Duas centenas de indígenas falantes de mais de duas centenas de línguas, no meio da capital, ocupando o espaço público, em barracas distribuídas por todo o acampamento, com lonas pretas protegendo-as do sol e da chuva. Banheiros químicos, ampla cozinha comunitária, montada em parceria com o Movimento dos Trabalhadores Rurais Sem Terra, contêiners com banhos, tenda da saúde para atendimento aos participantes, espaço para doação e logística, e a imensa tenda central, como uma grande casa indígena no meio da aldeia, onde estão anunciadas as principais plenárias e debates dessa potente mobilização. – tudo isso era parte da estrutura que víamos ao caminhar pelo acampamento.
A diversidade dos grupos revela-se na cor dos grafismos corporais, nas roupas, nos cocares e plumagens, nos cantos e danças que são, no evento, expressão política de luta pela demarcação da terra e gesto indignado contra o Marco Temporal aprovado pelo Congresso Nacional como Lei nº 14.701 em outubro de 2023. O governo Lula sancionou a lei com 34 vetos, que foram derrubados em dezembro pelo Legislativo. Há também o caminho aberto pelo Supremo Tribunal Federal (STF), que rejeitou a tese por 9 votos a 2 e declarou sua inconstitucionalidade. A disputa segue, e a mobilização indígena tem papel fundamental.
A lei, aprovada muito rapidamente em retaliação às decisões do STF, em seu artigo 4º, prevê: “são terras tradicionalmente ocupadas pelos indígenas aquelas que, na data da promulgação da Constituição de 1988” estavam habitadas e utilizadas.

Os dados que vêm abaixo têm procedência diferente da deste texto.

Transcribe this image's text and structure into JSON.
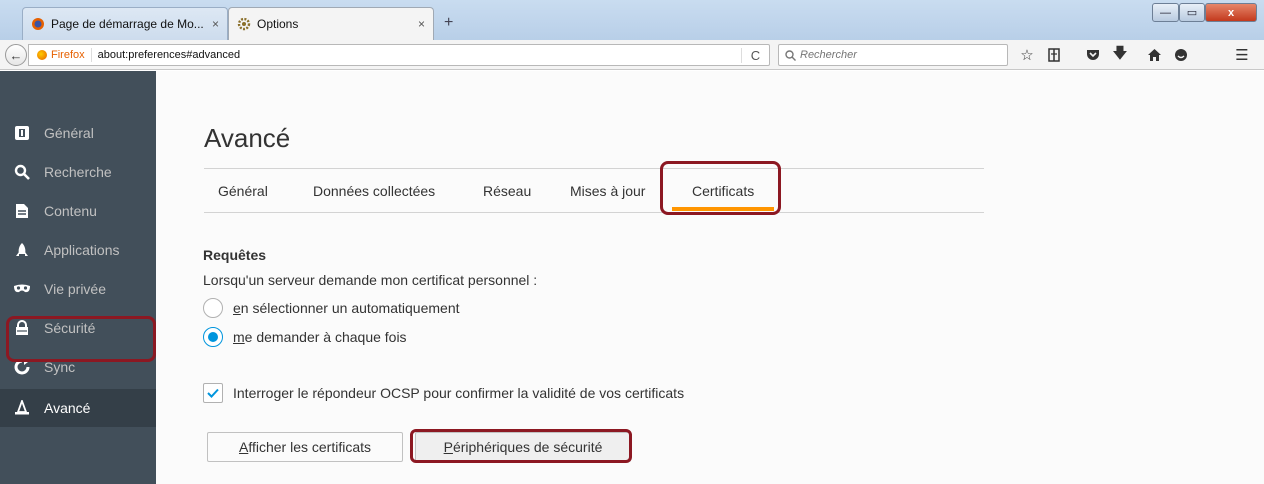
{
  "browser": {
    "tabs": [
      {
        "label": "Page de démarrage de Mo...",
        "close": "×"
      },
      {
        "label": "Options",
        "close": "×"
      }
    ],
    "new_tab": "+",
    "window_controls": {
      "minimize": "—",
      "maximize": "▭",
      "close": "x"
    },
    "identity_label": "Firefox",
    "url": "about:preferences#advanced",
    "reload": "C",
    "search_placeholder": "Rechercher"
  },
  "sidebar": {
    "items": [
      {
        "label": "Général",
        "icon": "general-icon"
      },
      {
        "label": "Recherche",
        "icon": "search-icon"
      },
      {
        "label": "Contenu",
        "icon": "content-icon"
      },
      {
        "label": "Applications",
        "icon": "applications-icon"
      },
      {
        "label": "Vie privée",
        "icon": "privacy-mask-icon"
      },
      {
        "label": "Sécurité",
        "icon": "security-lock-icon"
      },
      {
        "label": "Sync",
        "icon": "sync-icon"
      },
      {
        "label": "Avancé",
        "icon": "advanced-wizard-hat-icon"
      }
    ],
    "selected": "Avancé"
  },
  "main": {
    "title": "Avancé",
    "tabs": [
      {
        "label": "Général"
      },
      {
        "label": "Données collectées"
      },
      {
        "label": "Réseau"
      },
      {
        "label": "Mises à jour"
      },
      {
        "label": "Certificats"
      }
    ],
    "active_tab": "Certificats",
    "requests": {
      "heading": "Requêtes",
      "description": "Lorsqu'un serveur demande mon certificat personnel :",
      "option_auto_accesskey": "e",
      "option_auto_rest": "n sélectionner un automatiquement",
      "option_ask_accesskey": "m",
      "option_ask_rest": "e demander à chaque fois",
      "selected_option": "ask"
    },
    "ocsp": {
      "label": "Interroger le répondeur OCSP pour confirmer la validité de vos certificats",
      "checked": true
    },
    "buttons": {
      "view_accesskey": "A",
      "view_rest": "fficher les certificats",
      "devices_accesskey": "P",
      "devices_rest": "ériphériques de sécurité"
    }
  },
  "colors": {
    "sidebar_bg": "#424f5a",
    "accent": "#0095dd",
    "active_tab_underline": "#ff9500",
    "highlight_box": "#8c1822"
  }
}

Mas, e os que foram expulsos de suas terras antes da Constituição? E as aldeias e comunidades devastadas antes de 1988 e que agora se refazem com o retorno daqueles que tem direito a terra? E os povos que, historicamente, desde o início e o avanço predatório da colonização, perderam suas terras? E outros que sofreram tantas outras espoliações e violências mais contemporâneas?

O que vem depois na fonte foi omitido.